Trade Revenue Management (TRM) and Trade Promotion Management (TPM) are similar terms in that they are both solutions for increasing the overall profitability of a business.
However, as their core functionalities are completely different, they need to be looked at as separate, standalone systems with different target audiences and purposes.
In this article, we consider how TRM and TPM each play a different and separate role in improving efficiency and driving sales growth.
When we talk about Trade Revenue Management (TRM), we are usually talking about TRM software. TRM software is used to managing activities across the supply chain related to trade revenue, i.e. the money earned from the sale of goods and services to customers and vendors is managed by TRM software to maximise profitability and business growth.
Specific trade revenue activities handled by TRM software include (and are not limited to) Price Management, Promotion Pricing, Rebate Management (Vendor Rebates and Customer Rebates), and Claims and Deductions.
Where TRM manages trade revenue across supply chains, Trade Promotion Management is used to manage the lifecycle of trade promotions. TPM software is typically used by those selling through grocery channels, otherwise known as Fast Moving Consumer Goods (FMCG)/Consumer Packaged Goods (CPG) suppliers.
FMCG companies spend more on promotions than any other line on the P&L so TPM is a huge focus for them to help counteract competitor activity. Typical TPM software functionality includes tools for promotions planning, as well as forecasting and tracking to determine which promotions are producing the most ROI.
TRM and TPM systems use different approaches to manage trade revenue. The key difference between a TRM and traditional TPM solution is that TRM manages all of the revenue throughout the supply chain, not just grocery focused promotions.
TPM providers do not manage anything paid to or received from vendors while TRM manages all vendor pricing including promotions and incentives based on both purchases and sales such as chargebacks. TPM does not manage sales or purchase based rebates of any kind nor pricing and cannot handle the complicated pricing algorithms that TRM is capable of.
Promotions based on scan data - These are best described when manufacturers want to execute promotions that are for the end consumer not the distributor/retailer, and they base all discounts off what is sold to consumers and goods that are scanned at the register)

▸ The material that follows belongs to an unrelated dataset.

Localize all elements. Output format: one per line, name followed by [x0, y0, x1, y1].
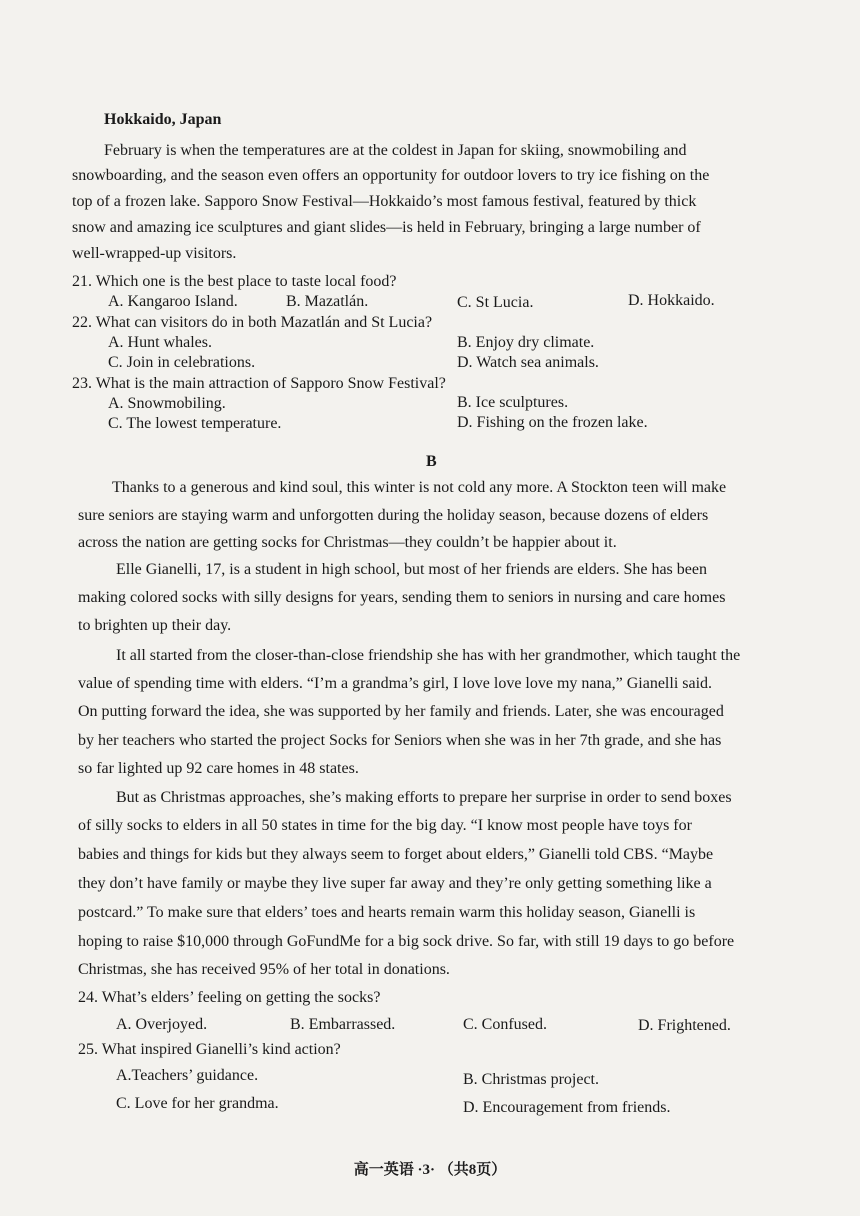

Promotional lump sums - These are flat fixed payments for specific store activity on top of a scan based discount to the consumer, for example a new product listing, or payment for a special display or flyer advertisement
Everyday low prices (EDLP) - Some retailers want to sell via an EDLP and in these instances, the discount offered is actually part of the manufacturer’s price
Specialty stores/distributors - A small part of the channel still asks for and receives spend calculated against sales order values, either as a discount or accrual, and a TPM solution can capture the promotional parameters and pass these on as reports for discounts
The above is all specialised functionality that is only appropriate for FMCG sales through grocery type retailers.